I don't think I've succeeded in "losing" an ugly trait so much as dampening it and/or learning how to control it. But I think a person is defined by their actions, not their thoughts, so I think it should count for something. ^_^
When I was in my teens I struggled with depression. When I was at my lowest I became a person I hated. Whilst I still see my limitations and know that I'm flawed, I've gotten rid of that self-hate. I'm happy with who I am now. I know that I can still make progress, but I'm proud of myself for how far I've come and the fact that I did it completely on my own.
Awesome question! I have a bad habit or whining or making too big out of a deal of things when they don't go they way I want them to. Even if it's something that shouldn't be a big deal. I'm working on it and I've been making progress but it's not completely gone yet lol.
I'm also a huge procrastinator.

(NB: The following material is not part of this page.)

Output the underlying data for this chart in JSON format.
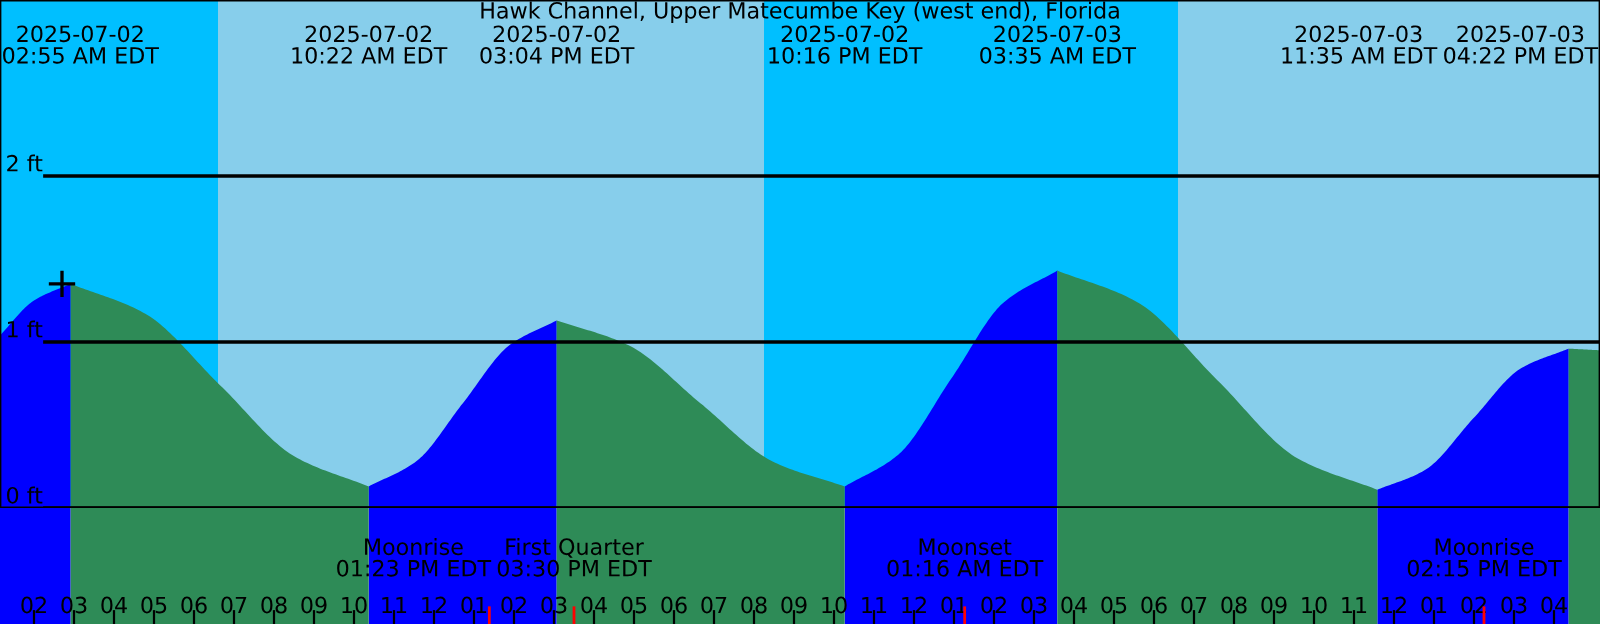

I have a hard time with motivation to do anything that's not fun lol. I really wish I could figure out how to stop doing it. So if anybody knows the secret please tell me!
Yes, I have. I use to be short tempered; my wrath frightened people twice my age. I overcame it because I knew I didn't want to be that person. I knew I wasn't that person. So, when I felt someone hurt my pride, I would just let it go. If I was being insulted, I would look them in the eye and stayed calm. Eventually, it got easier and easier and I forced myself to mature.